Michel Foucher : Avant de répondre à la question centrale, il est important de bien apprécier ces différents programmes. La Russie n'a rien fait en matière de modernisation de ses forces armées dans les quinze dernières années et elle entre dans une période de rattrapage. L'OTAN n'est pas exactement perçue comme une menace mais comme une source de tension, en raison du programme DANB et de ses ambitions globales (Asie, Pacifique).
La Chine est également en période de rattrapage avec une ambition stratégique plus ciblée, qui est celle de la reconquête de sa maîtrise du Pacifique occidental. L'Inde répond à la course aux armements chinoise. Le Brésil n'a pas d'adversaire stratégique mais est dans une logique de montée en puissance (Atlantique sud).
Certains de ces Etats sont des démocraties et des partenaires industriels possibles pour la France. Il se peut que les Européens cultivent une vision pacifique de l'évolution des rapports internationaux qui les conduisent à un certain angélisme pacifique.
Au départ, pour de bonnes raisons, puisque la construction européenne se nourrit du refus de l'emploi de la force. Il y a donc un risque réel de rétrécissement stratégique. La réponse n'est probablement pas d'ordre militaire, mais dans notre capacité à mettre en place des dialogues stratégiques, qui introduiraient plus de transparence sur les intentions des uns et des autres. Il faut que notre diplomatie s'adapte à ce que j'appelle ce nouveau polycentrisme.
Alfred : Est-ce que, finalement, la France ne peut pas aller au-delà d'un certain cercle géographique (espace euroméditerranéen, de la Libye au Caucase) pour exprimer son influence et relever les défis stratégiques ?
Michel Foucher : C'est une excellente question. Et il serait souhaitable que la réponse ne soit pas dictée par les seules contraintes budgétaires. La France reste un acteur régional puissant et il est vrai que les premiers défis de stabilité de sécurité se localisent dans son voisinage. Disons entre trois et six heures de vol de Paris. Il y a là une concentration unique au monde de problèmes où tout se mêle : développement, démocratie, droits de l'homme, énergie, rapport entre les religions et l'Etat, fracture de niveau de vie, etc.
Donc, nous n'avons pas le choix de notre géographie. Mais certaines évolutions, au-delà de ces cercles de proximité, peuvent nous affecter tout autant. Je pense au Golfe persique, à l'Asie du Sud-Est, à la stratégie chinoise, et là, nous sommes absents sauf par la diplomatie. Le prochain livre blanc de la défense et de la sécurité nationale devra trancher sur ce point.

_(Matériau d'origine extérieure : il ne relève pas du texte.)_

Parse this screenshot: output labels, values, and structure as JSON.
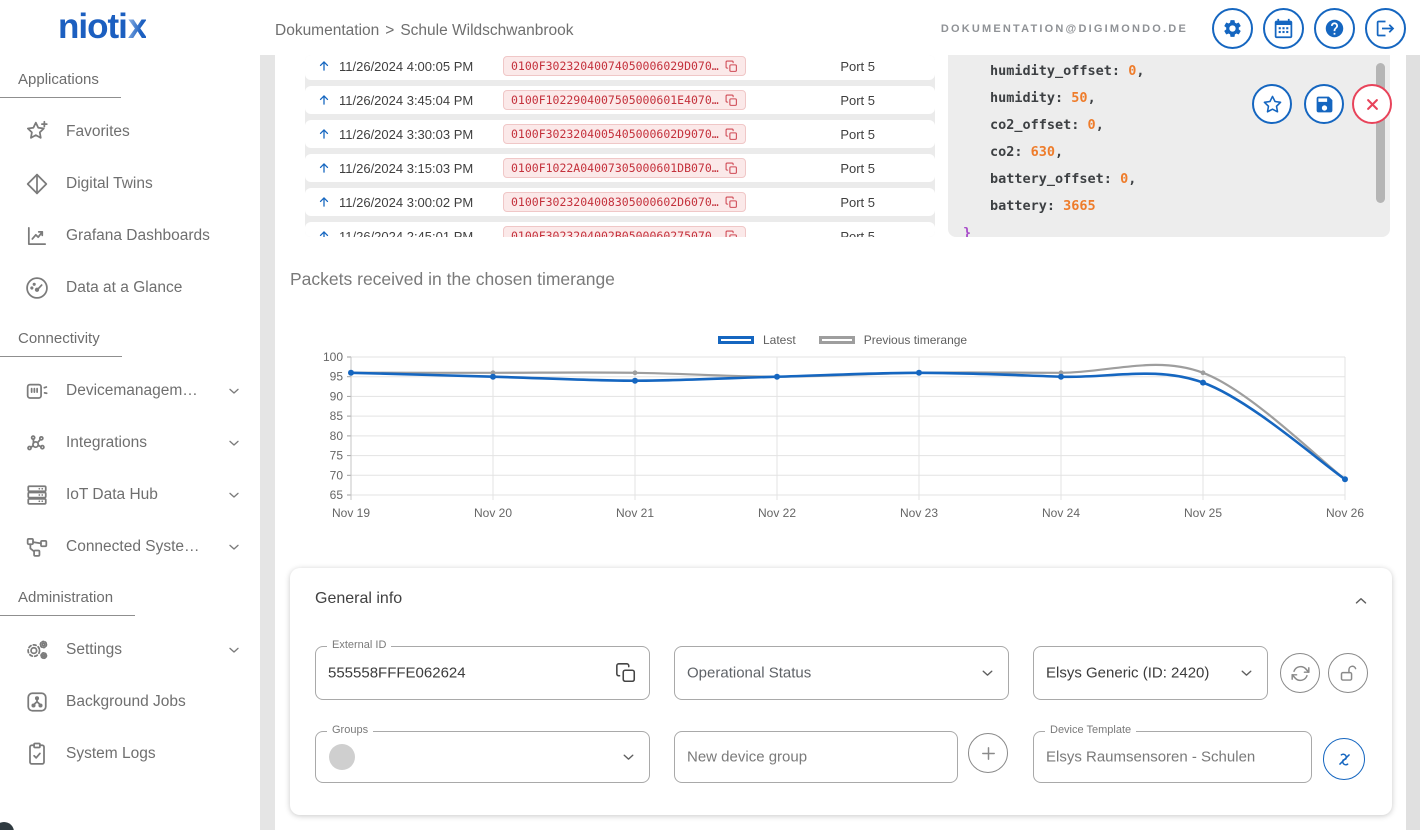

Il conviendrait également de mobiliser le levier européen pour trouver, en quelque sorte, une allonge dans nos relations avec les grands acteurs plus lointains.
Quai : Ce que vous venez d'expliquer ne revient-il pas à une approche défensive de la sécurité et de la diplomatie ?
Michel Foucher : Elle pourrait être fondée sur une écoute et un accompagnement plutôt que sur la volonté d'exporter nos modèles. Là aussi, je pense que pour la France, il est indispensable de mobiliser le levier européen.
Orsay: Que pensez-vous du débat à gauche comme à droite entre les néoconservateurs (UMP et PS) et les gaullo-mitterrandiens (PS-UMP) ?
Michel Foucher : C'est un débat important, réel. La ligne suivie depuis au moins huit ans est une ligne que j'appellerai à la suite de Marcel Gauchet, une ligne de banalisation occidentale. Qui ne se limite pas à l'atlantisme et à la revendication d'appartenance à une famille. Les nouvelles générations, en France, restent très attirées par le modèle américain, et les militants du Parti socialiste ne me semblent pas y échapper.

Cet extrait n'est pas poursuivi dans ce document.